Smart power meters are, in theory, supposed to help with everything from electric vehicle adoption (low electricity rates encourage people to charge up at specific times) to bringing more renewable energy on the grid (pricing will vary based on when it is available). But smart meter implementation hinges on the idea that consumers actually understand their electricity use. According to a new survey, they don’t.
It’s not news that smart meter customers don’t yet care enough to obsessively track their electricity use—that’s presumably why both Google PowerMeter and are going by the wayside. But a lack of interest isn’t the problem; it’s a lack of understanding.
IBM’s survey of over 10,000 people in 15 countries revealed that 30% of people surveyed don’t know what the term "dollar per kwh" means (or the equivalent in their country), over 60% of people don’t know what a smart grid or smart meter is, and over half don’t know if their utility has a clean energy program. If customers don’t even know how they’re paying for electricity, it’s difficult to use smart meters to save.
And here’s the thing: IBM’s survey found that 61% of people who are familiar with energy technology and pricing have a favorable view of smart metering, while only 43% of people with minimal knowledge view smart grid technologies in a positive light. Once people understand what the technology does, they think highly of it—and once that happens, it becomes more likely that they will pay attention to variable electricity pricing. Because who doesn’t want to save a couple bucks by running the dishwasher at an off-peak hour?

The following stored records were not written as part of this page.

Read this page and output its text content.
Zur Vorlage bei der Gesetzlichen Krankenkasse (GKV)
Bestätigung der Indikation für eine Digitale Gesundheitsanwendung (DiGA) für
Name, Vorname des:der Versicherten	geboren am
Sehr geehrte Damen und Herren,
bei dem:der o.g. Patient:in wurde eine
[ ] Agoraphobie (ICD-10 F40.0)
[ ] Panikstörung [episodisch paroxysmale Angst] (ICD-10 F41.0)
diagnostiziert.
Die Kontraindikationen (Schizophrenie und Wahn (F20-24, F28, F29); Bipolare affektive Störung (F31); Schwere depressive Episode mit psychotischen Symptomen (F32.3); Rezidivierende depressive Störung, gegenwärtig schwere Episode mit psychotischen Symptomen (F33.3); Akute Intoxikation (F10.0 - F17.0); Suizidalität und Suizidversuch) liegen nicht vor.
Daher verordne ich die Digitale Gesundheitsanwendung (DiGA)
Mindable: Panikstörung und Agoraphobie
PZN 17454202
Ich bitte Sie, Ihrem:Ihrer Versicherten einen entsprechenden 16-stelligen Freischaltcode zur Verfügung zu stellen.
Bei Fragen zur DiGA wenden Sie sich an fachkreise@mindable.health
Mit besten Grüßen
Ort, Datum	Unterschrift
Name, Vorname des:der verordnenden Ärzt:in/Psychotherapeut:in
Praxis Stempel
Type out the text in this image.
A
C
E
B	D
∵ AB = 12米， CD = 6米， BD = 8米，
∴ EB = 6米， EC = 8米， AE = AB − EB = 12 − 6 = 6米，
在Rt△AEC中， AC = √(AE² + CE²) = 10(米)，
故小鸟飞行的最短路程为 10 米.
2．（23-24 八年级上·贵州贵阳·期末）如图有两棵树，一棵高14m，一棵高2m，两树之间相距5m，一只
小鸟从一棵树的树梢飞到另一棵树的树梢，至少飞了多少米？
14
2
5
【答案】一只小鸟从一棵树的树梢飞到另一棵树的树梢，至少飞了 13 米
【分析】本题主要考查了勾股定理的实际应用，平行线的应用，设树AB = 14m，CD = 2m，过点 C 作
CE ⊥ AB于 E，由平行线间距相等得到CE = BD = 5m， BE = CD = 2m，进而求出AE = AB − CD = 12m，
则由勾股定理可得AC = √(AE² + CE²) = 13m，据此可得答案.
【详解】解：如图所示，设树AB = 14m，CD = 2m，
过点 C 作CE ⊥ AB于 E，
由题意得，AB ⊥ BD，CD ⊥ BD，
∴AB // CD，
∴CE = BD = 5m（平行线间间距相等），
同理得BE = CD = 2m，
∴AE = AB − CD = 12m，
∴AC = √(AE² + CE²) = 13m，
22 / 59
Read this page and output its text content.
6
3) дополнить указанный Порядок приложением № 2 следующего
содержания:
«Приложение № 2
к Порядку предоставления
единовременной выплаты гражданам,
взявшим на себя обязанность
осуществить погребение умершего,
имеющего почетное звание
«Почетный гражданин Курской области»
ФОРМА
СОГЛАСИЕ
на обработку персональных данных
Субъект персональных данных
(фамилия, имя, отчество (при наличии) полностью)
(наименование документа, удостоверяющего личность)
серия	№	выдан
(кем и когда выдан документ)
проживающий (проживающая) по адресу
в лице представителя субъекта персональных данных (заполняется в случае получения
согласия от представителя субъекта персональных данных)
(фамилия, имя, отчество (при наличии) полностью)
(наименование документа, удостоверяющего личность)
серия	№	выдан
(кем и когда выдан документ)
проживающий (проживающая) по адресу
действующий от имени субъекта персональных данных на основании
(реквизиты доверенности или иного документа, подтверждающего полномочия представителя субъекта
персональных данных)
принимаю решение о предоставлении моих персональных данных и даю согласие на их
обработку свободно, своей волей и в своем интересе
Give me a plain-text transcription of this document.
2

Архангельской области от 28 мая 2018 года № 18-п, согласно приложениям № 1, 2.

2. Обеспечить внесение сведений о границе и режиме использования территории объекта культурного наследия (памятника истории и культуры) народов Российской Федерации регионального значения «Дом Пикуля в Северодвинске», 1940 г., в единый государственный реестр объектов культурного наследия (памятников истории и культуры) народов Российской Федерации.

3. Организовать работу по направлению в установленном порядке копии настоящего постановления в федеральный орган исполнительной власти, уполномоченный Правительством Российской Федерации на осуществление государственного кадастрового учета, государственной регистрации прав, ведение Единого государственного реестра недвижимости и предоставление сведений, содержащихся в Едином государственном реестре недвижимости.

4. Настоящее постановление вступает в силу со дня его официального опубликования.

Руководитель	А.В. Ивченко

Some utilities have better smart grid education than others. When a smart meter was installed in my building in San Francisco, a PG&E representative knocked on my door to tell me what was going on. The utility also sent me a pamphlet explaining the intricacies of having a smart meter, and a company website provides even more detailed information. Just offering these simple educational tools could help people who don’t know how smart metering works. Communication is key, and without it, utility efforts to roll out millions of smart meters will all be for naught.